Podem ser traçados paralelos entre as revoltas nas ruas brasileiras e os recentes conflitos na França, em novembro último? O desemprego dos jovens é uma palavra-chave nos dois casos?

Deve-se tomar cuidado com tais paralelos, mas a falta de ocupação dos jovens é certamente um ponto em comum. Embora seja possível dizer que os jovens, no caso do Rio de Janeiro ou São Paulo, por exemplo, servem apenas de forro para a violência e a criminalidade, que são coordenadas por grupos poderosos. Na França, a falta de perspectivas dos jovens exerceu um papel importante no caso das revoltas, embora estes jovens vivam em condições diferentes das que se vê no Brasil.

Como o senhor analisa os papéis desempenhados pelo PCC (Primeiro Comando da Capital) em São Paulo e pelo Comando Vermelho, no Rio?

Estes são os mais conhecidos. Seus papéis vão também sendo propagados pela mídia. Há até filmes sobre rebeliões em presídios. O "efeito de propaganda", neste caso, é enorme.

Uma dupla que faz música funk e usa em suas letras referências a traficantes conhecidos colocou à venda um álbum chamado "Taleban – Parque dos Monstros". Na capa, pode-se ver o World Trade Center em chamas ao fundo. O terrorismo internacional se tornou uma fonte de inspiração para a criminalidade cotidiana?

As ligações são feitas com freqüência, pois sabe-se que isso chama a atenção e o mundo reage de forma sensível ao assunto. Acredito, contudo, que as ligações entre os dois fenômenos sejam limitadas. O exemplo mais conhecido é o de querer estabelecer ligações entre o triângulo de países no cone sul e a Al Qaeda, mas as provas disso são, na verdade, insuficientes.

A sociedade brasileira pode se desenvolver ao ponto de se assemelhar à Colômbia, com a criação de poderes paralelos, aos moldes dos paramilitares?

Paramilitares na Colômbia: destino brasileiro?Foto: AP

É claro que a história da Colômbia é outra, com outros aspectos. Mas há o risco de que os limites entre a polícia, o poder militar e forças privadas de segurança se tornem cada vez mais fluidos. Trata-se de um fenômeno comum em outros países latino-americanos e muito perigoso. Na Venezuela de Chávez, a participação da polícia em atos criminosos, entre outros envolvendo o tráfico de drogas, aumentou sensivelmente. Este é um dos problemas centrais dos países latino-americanos e de difícil solução.

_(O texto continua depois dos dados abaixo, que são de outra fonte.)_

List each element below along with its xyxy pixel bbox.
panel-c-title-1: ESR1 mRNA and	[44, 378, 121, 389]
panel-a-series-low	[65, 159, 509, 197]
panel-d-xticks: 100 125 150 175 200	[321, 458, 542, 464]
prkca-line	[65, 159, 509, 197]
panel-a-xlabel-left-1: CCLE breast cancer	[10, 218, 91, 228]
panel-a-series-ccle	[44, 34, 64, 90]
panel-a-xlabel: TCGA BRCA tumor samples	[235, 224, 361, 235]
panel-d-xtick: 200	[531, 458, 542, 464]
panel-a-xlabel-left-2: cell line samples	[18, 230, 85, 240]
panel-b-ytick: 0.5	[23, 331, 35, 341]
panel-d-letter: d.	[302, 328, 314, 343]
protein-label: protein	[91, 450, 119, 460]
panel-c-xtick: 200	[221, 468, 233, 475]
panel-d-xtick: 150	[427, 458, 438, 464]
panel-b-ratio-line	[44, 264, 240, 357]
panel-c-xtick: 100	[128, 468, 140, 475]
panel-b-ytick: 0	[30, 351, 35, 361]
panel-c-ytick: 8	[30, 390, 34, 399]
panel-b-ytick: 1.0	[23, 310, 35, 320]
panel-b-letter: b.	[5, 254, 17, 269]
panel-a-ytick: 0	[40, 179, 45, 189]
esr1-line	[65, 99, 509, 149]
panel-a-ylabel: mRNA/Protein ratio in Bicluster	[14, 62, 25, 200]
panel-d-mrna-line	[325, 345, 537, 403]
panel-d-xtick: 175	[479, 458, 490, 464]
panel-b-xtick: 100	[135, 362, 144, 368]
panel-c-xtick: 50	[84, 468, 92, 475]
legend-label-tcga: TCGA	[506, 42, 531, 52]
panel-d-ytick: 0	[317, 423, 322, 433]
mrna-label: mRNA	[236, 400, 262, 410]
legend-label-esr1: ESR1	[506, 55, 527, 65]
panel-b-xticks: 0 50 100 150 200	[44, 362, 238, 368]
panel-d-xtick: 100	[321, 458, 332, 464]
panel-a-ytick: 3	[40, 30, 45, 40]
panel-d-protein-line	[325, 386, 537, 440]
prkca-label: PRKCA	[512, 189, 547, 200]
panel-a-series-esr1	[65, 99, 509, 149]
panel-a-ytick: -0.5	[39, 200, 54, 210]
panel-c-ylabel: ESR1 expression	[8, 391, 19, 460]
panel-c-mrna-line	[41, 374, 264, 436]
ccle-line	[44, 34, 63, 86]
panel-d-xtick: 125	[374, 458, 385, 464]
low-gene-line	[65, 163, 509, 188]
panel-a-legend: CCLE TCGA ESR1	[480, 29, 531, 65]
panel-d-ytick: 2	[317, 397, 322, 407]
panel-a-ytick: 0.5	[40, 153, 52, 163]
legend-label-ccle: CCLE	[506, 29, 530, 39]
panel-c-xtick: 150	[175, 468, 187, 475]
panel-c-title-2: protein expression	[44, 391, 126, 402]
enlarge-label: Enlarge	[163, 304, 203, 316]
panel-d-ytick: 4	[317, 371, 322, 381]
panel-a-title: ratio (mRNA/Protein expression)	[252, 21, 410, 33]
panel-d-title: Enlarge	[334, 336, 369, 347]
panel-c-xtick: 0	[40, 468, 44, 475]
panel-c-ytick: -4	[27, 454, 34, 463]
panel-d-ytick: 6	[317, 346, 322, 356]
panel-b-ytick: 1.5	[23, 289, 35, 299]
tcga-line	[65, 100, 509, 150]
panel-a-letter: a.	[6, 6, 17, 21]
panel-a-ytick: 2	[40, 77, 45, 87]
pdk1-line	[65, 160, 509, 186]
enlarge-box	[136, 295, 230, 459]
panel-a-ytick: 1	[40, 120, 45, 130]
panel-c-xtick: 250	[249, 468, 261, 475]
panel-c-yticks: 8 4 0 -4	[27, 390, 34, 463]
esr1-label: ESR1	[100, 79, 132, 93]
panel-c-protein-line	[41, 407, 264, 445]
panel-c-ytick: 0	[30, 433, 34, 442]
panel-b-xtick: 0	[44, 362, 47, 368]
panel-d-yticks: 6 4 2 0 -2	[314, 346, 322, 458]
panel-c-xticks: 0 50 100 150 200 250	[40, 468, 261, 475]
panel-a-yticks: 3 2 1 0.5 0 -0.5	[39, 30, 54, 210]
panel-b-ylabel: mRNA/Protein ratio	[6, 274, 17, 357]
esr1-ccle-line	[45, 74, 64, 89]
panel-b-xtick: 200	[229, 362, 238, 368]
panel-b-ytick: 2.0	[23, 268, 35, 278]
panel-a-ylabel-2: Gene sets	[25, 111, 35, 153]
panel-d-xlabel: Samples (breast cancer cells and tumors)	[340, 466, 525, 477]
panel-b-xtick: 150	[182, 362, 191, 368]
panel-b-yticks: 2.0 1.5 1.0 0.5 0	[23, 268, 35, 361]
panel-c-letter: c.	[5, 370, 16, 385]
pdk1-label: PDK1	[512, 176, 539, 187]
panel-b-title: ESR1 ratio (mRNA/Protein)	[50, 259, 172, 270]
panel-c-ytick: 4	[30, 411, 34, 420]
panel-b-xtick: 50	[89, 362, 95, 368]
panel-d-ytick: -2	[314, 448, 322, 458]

Quais soluções existem a médio e longo prazo para o problema da violência urbana no país?

Acaba-se sempre falando dos mesmos problemas: a enorme desigualidade social. Enquanto os problemas sociais não forem solucionados, será difícil reduzir o grau de violência. Há programas no Brasil que tentam minimizar esses problemas, mas não são suficientes. Não acredito na eficácia de medidas de represália a longo prazo.

Há de se notar que o que se vê agora é a chegada de um novo nível de violência, muito perigoso. Isso também é um fenômeno latino-americano. Na Venezuela sob o governo Chávez, a violência e a criminalidade triplicaram. Temos aí também um fenômeno semelhante de mistura do poder policial, forças privadas de segurança e tráfico de drogas.